Double ending has received intense media and public scrutiny over the past year, when it came to light it was being abused by some agents to double their commissions without their clients’ knowledge.
In an investigation by CBC’s Marketplace, a number of agents in the Toronto area were caught misrepresenting their services to undercover reporters posing as prospective buyers. In some instances, listing agents even guaranteed the sale of the home to a buyer in exchange for representing them in the deal. Such behaviour is a direct violation of the code of ethics (REBBA 2002) that govern real estate agents.
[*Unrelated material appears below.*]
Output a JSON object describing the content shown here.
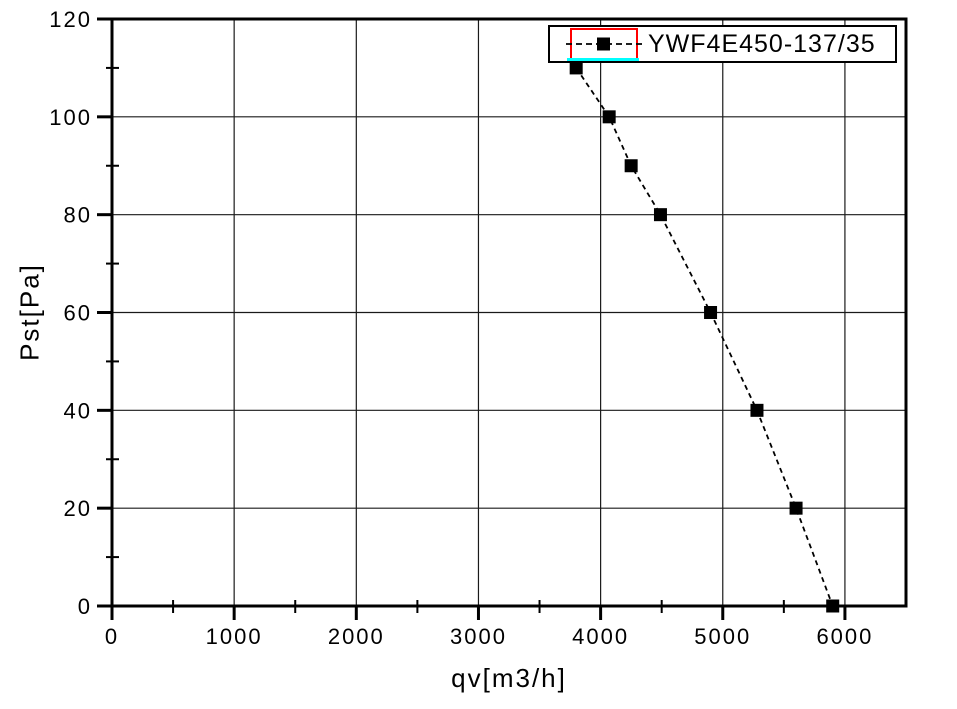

Improving Transparency in Real Estate Transactions
Tracy MacCharles, minister of Government and Consumer Affairs, announced the pending legislation at Queens Park on October 5, confirming the province is addressing calls to protect the public and improve transparency in real estate transactions. “What we’re doing is responding to what’s been in the press a lot about multiple representation where you have one agent on the same transaction,” she said.
The changes won’t ban double ending outright, but will enforce a preference for a Mandatory Designated Representation model, requiring that agents represent only one side of a transaction, and to refer one of the clients to another agent in their brokerage when applicable.
Can Agents Be Impartial?
There can be exceptions, however. “Specific situations such as in rural Ontario where there might not be more than one agent, perhaps in a family situation … or perhaps in commercial or industrial situations where external real estate representation and expertise is essential,” says MacCharles. An “impartial facilitator” role for agents in these scenarios is also being explored; however, consultation is pending on how best to enforce the practice, and how to educate the public on their rights.
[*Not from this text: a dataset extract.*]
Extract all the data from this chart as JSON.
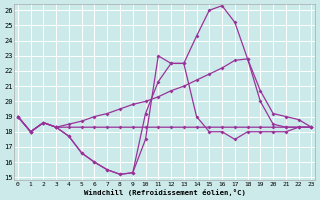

Those who break the rules will be subject to steeper financial penalties, with fines doubling from $25,000 to $50,000 for individual agents and up to $100,000 for brokerages.
Support from the Real Estate Industry
The proposed legislation has been applauded by various industry bodies, including the Toronto Real Estate Board and the Ontario Real Estate Association.
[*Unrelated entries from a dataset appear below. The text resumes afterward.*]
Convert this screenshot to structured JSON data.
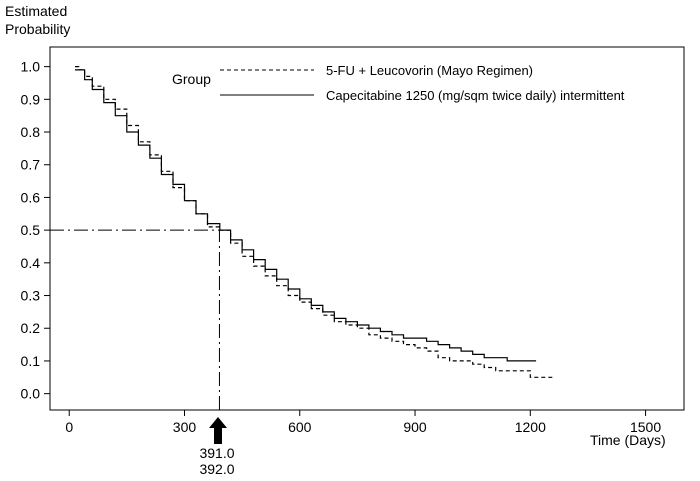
{
  "chart_data": {
    "type": "line",
    "ylabel_lines": [
      "Estimated",
      "Probability"
    ],
    "xlabel": "Time (Days)",
    "xlim": [
      -50,
      1600
    ],
    "ylim": [
      -0.05,
      1.06
    ],
    "xticks": [
      0,
      300,
      600,
      900,
      1200,
      1500
    ],
    "xtick_labels": [
      "0",
      "300",
      "600",
      "900",
      "1200",
      "1500"
    ],
    "yticks": [
      0.0,
      0.1,
      0.2,
      0.3,
      0.4,
      0.5,
      0.6,
      0.7,
      0.8,
      0.9,
      1.0
    ],
    "ytick_labels": [
      "0.0",
      "0.1",
      "0.2",
      "0.3",
      "0.4",
      "0.5",
      "0.6",
      "0.7",
      "0.8",
      "0.9",
      "1.0"
    ],
    "grid": false,
    "legend": {
      "title": "Group",
      "placement": "top-right",
      "entries": [
        "5-FU + Leucovorin (Mayo Regimen)",
        "Capecitabine 1250 (mg/sqm twice daily) intermittent"
      ]
    },
    "series": [
      {
        "name": "5-FU + Leucovorin (Mayo Regimen)",
        "style": "dashed",
        "x": [
          15,
          25,
          40,
          60,
          90,
          120,
          150,
          180,
          210,
          240,
          270,
          300,
          330,
          360,
          391,
          420,
          450,
          480,
          510,
          540,
          570,
          600,
          630,
          660,
          690,
          720,
          750,
          780,
          810,
          840,
          870,
          900,
          930,
          960,
          990,
          1020,
          1050,
          1080,
          1110,
          1140,
          1170,
          1200,
          1230,
          1260
        ],
        "y": [
          1.0,
          0.99,
          0.97,
          0.94,
          0.9,
          0.87,
          0.82,
          0.77,
          0.73,
          0.68,
          0.63,
          0.59,
          0.55,
          0.51,
          0.5,
          0.46,
          0.42,
          0.39,
          0.36,
          0.33,
          0.3,
          0.28,
          0.26,
          0.24,
          0.22,
          0.21,
          0.2,
          0.18,
          0.17,
          0.16,
          0.15,
          0.14,
          0.13,
          0.11,
          0.1,
          0.1,
          0.09,
          0.08,
          0.07,
          0.07,
          0.07,
          0.05,
          0.05,
          0.05
        ]
      },
      {
        "name": "Capecitabine 1250 (mg/sqm twice daily) intermittent",
        "style": "solid",
        "x": [
          15,
          25,
          40,
          60,
          90,
          120,
          150,
          180,
          210,
          240,
          270,
          300,
          330,
          360,
          392,
          420,
          450,
          480,
          510,
          540,
          570,
          600,
          630,
          660,
          690,
          720,
          750,
          780,
          810,
          840,
          870,
          900,
          930,
          960,
          990,
          1020,
          1050,
          1080,
          1110,
          1140,
          1170,
          1200,
          1215
        ],
        "y": [
          0.99,
          0.99,
          0.96,
          0.93,
          0.89,
          0.85,
          0.8,
          0.76,
          0.72,
          0.67,
          0.64,
          0.59,
          0.55,
          0.52,
          0.5,
          0.47,
          0.44,
          0.41,
          0.38,
          0.35,
          0.32,
          0.29,
          0.27,
          0.25,
          0.23,
          0.22,
          0.21,
          0.2,
          0.19,
          0.18,
          0.17,
          0.17,
          0.16,
          0.15,
          0.14,
          0.13,
          0.12,
          0.11,
          0.11,
          0.1,
          0.1,
          0.1,
          0.1
        ]
      }
    ],
    "reference_lines": [
      {
        "type": "horizontal",
        "y": 0.5,
        "x_from": -50,
        "x_to": 391,
        "style": "dash-dot"
      },
      {
        "type": "vertical",
        "x": 391,
        "y_from": -0.05,
        "y_to": 0.5,
        "style": "dash-dot"
      }
    ],
    "annotations": [
      {
        "text": "391.0",
        "x": 391,
        "kind": "median"
      },
      {
        "text": "392.0",
        "x": 392,
        "kind": "median"
      }
    ]
  }
}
“Right now, too often fines amount to a mere slap on the wrist,” stated Tim Hudak, OREA’s CEO. “Ontario needs much stronger deterrents for unethical behavior and a regulator that isn’t afraid to throw the book at the small number of rule breakers.”
In a release, TREB also threw its support behind addressing the conflict of interest posed by multiple representation, and the province’s move to a one-agent-per-transaction model.
“TREB is pleased that the Ontario government is listening to the advice provided by the industry and is working to bring forward a workable solution,” said Tim Syrianos, TREB president.
What Sellers Need to Know About Double Ending
While double ending isn’t outright illegal – it can occur as long as both buyer and seller understand the implications and consent in writing – it often puts the seller at a disadvantage, especially in a hot real estate market, says Zoocasa broker of record Lauren Haw.
“Effectively representing your seller’s interests requires working with every potential buyer – including those represented by other agents,” she says. “Controlling the situation in order to ensure both sides’ commissions risks ostracizing the buyer who was actually willing to pay the most for the property.”
She says that if sellers are wise to ask the following questions when choosing a listing agent to ensure their best interests are being represented:
- Do you work in the industry full- or part-time?
- Have you ever represented both the buyer and the seller in a transaction?
- How would you handle a multiple-offer situation while selling my home?
- How will you prepare me to put my best offer forward?